Do display ads really work? If so, how can you know that they work, and how can you know much of an impact they have?

There are studies that show lots of interesting things about display ads. For one thing, most people don’t click on them, but the ad still affects behavior. For example, a person might see an ad and then type in your site’s URL, or he might google one of your brand terms.

The folks who sell ads know this, and they know that ads simply don’t pay for themselves based on clicks. So the ad salesman wants you to measure the effectiveness of their ads based on “view-through conversions,” which is a misnomer. Just because the ad was displayed on the user’s browser does not mean the user saw the ad. “View-through conversions” should really be called “display-through conversions,” and there doesn’t seem to be any reason to take them at face value. It’s way to easy to imagine a scenario where an ad has been displayed and the person purchased for some other reason.

This leaves us with two rotten metrics for ads. Clicks undervalue the effect of a display ad campaign, and display-through conversions over-estimate the value of the campaign. What can you do?

The simplest thing to do is believe the studies, bite the bullet and invest in display ads anyway. If you’re the owner of the company and want to do that, go ahead. It’s your money. But if, like most of us, you’re spending somebody else’s money, you need to show some return. And even if management believes the general idea that display ads increase direct traffic and brand-related search, that doesn’t help to much. How much do you need to spend in display ads to get the effect you want? What is the proper proportion of spend on display ads vs. spend on search? The studies aren’t going to tell you that — at least not for your industry and your product line.

Another (not) solution to this problem is to compare the behavior of people in a “display network” with people outside that network.

Here’s how that would (not) work. As you know if you’ve ever run a spyware problem on your computer, display networks cookies people when they go to a site that show their ads.

Here’s a scenario. I go to D.com, an ad gets displayed on the page, and the ad system writes a cookie to my browser recording that fact. Later I go to your website and buy your product, and your “thank you” page has a tracking pixel that reads the cookie and says, “Hey, look! We showed this guy an ad and then he purchased. Yipee!”

Sounds good, … but … something isn’t right here. The ad might have had nothing to do with the sale. Maybe I got an email that led me to your site. Or maybe I was going to buy anyway. Or maybe I saw the ad and my wife (using the same computer) bought your product.

If you push this, the display ad salesman will say how smart you are and offer something like this.

“Oh, but we can compare the behavior of the people in the network with the people out of the network.”

What he means is this. If the tracking pixel on your thank-you page looks for the cookie and can’t find it, it records that conversion as an “everybody else.” Then, the (phony) argument goes, you can compare the behavior of the in-network and out of network people.

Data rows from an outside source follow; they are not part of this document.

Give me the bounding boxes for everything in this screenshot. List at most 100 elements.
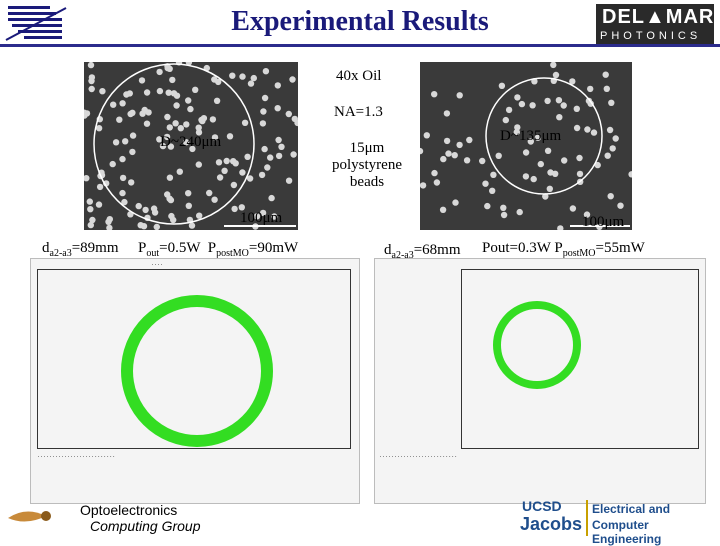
bead	[138, 77, 146, 84]
left-beam-ring	[121, 295, 273, 447]
footer-divider	[586, 500, 588, 536]
bead	[550, 62, 557, 69]
bead	[195, 129, 203, 136]
bead	[573, 124, 581, 132]
bead	[253, 213, 261, 220]
bead	[88, 85, 95, 93]
bead	[502, 116, 509, 124]
bead	[274, 82, 281, 89]
bead	[96, 183, 104, 191]
bead	[445, 150, 452, 157]
left-profile-frame	[37, 269, 351, 449]
bead	[187, 105, 194, 113]
bead	[206, 189, 213, 197]
bead	[167, 143, 175, 150]
bead	[268, 194, 275, 202]
bead	[123, 91, 130, 98]
bead	[150, 205, 158, 212]
bead	[514, 124, 521, 131]
bead	[443, 137, 451, 145]
bead	[557, 225, 564, 230]
bead	[211, 134, 219, 141]
footer-left-line1: Optoelectronics	[80, 502, 178, 518]
bead	[587, 100, 594, 107]
bead	[87, 62, 95, 69]
bead	[239, 73, 246, 80]
bead	[285, 110, 292, 118]
footer-ucsd: UCSD	[522, 498, 562, 514]
bead	[451, 152, 458, 159]
bead	[238, 204, 245, 211]
bead	[498, 82, 506, 89]
bead	[482, 180, 489, 187]
bead	[156, 136, 163, 143]
bead	[584, 126, 591, 133]
bead	[163, 133, 171, 141]
bead	[143, 120, 151, 127]
left-micrograph	[84, 62, 298, 230]
bead	[537, 160, 544, 168]
bead	[259, 209, 267, 217]
footer-jacobs: Jacobs	[520, 514, 583, 534]
bead	[122, 138, 129, 145]
left-profile-readout-top: ....	[151, 261, 164, 267]
bead	[166, 174, 174, 181]
bead	[259, 120, 267, 127]
bead	[489, 187, 496, 194]
bead	[271, 213, 278, 220]
bead	[216, 174, 224, 181]
bead	[518, 100, 526, 108]
bead	[141, 106, 148, 114]
bead	[289, 76, 296, 83]
right-beam-ring	[493, 301, 581, 389]
bead	[275, 136, 282, 144]
bead	[617, 202, 624, 209]
bead	[522, 149, 530, 156]
bead	[530, 175, 537, 183]
bead	[165, 89, 172, 96]
footer-dept-line1: Electrical and	[592, 502, 671, 516]
bead	[86, 198, 93, 205]
bead	[505, 106, 513, 114]
bead	[164, 113, 171, 121]
right-bead-image	[420, 62, 632, 230]
bead	[247, 80, 255, 87]
right-profile-readout-bottom: ..........................	[379, 453, 458, 459]
bead	[185, 97, 192, 104]
bead	[274, 105, 281, 112]
bead	[433, 179, 441, 186]
bead	[452, 199, 459, 206]
right-diameter-label: D~135μm	[500, 128, 562, 144]
left-beam-profile: .... ..........................	[30, 258, 360, 504]
bead	[560, 102, 567, 109]
bead	[420, 182, 427, 189]
bead	[262, 68, 270, 75]
bead	[129, 109, 136, 116]
bead	[490, 171, 497, 178]
bead	[285, 177, 293, 184]
bead	[583, 211, 591, 218]
beads-line2: polystyrene	[332, 157, 402, 173]
bead	[89, 216, 96, 224]
bead	[213, 97, 221, 104]
bead	[142, 206, 149, 214]
footer-dept-line2: Computer Engineering	[592, 518, 662, 546]
bead	[466, 136, 473, 144]
bead	[189, 145, 196, 153]
bead	[229, 72, 236, 79]
right-beam-profile: ..........................	[374, 258, 706, 504]
bead	[119, 189, 126, 197]
bead	[241, 119, 249, 126]
bead	[534, 134, 542, 141]
bead	[230, 158, 237, 165]
institute-logo	[4, 4, 68, 42]
bead	[153, 223, 160, 230]
bead	[612, 135, 619, 142]
bead	[443, 110, 451, 117]
bead	[573, 105, 580, 112]
bead	[135, 202, 142, 210]
bead	[170, 216, 177, 224]
bead	[106, 224, 113, 230]
bead	[172, 120, 179, 127]
bead	[602, 71, 609, 78]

The trouble is that a fraction is made up of a numerator and a denominator, and you have to have a real value in both places. You can’t compare X conversions over Y people in the network with A conversions over “everybody else.” It doesn’t make sense. Unless, of course, you can assign a real number to “everybody else.”

You need to be able to do a split. You need to be able to take a definable universe of people, show the ad to some of them and not to others, and compare the behavior of those two groups. This doesn’t resolve every conceivable objection, but it gets pretty close.

Here’s how you do it.

First, you need a definable group of people. The most natural group is “people who visit your website,” because (1) they’ve shown some level of interest in you, and (2) you can set a cookie on their browsers.

Second, you need to split this group in two. You do that with a google optimizer experiment. Version A drops a retargeting cookie, Version B does not.

Third, you set your “thank you” page as the target page of the google experiment.

Presto. Now you have a defined group of people that you can split in two, show your ads to one group and not the other, and compare the behavior of the two groups.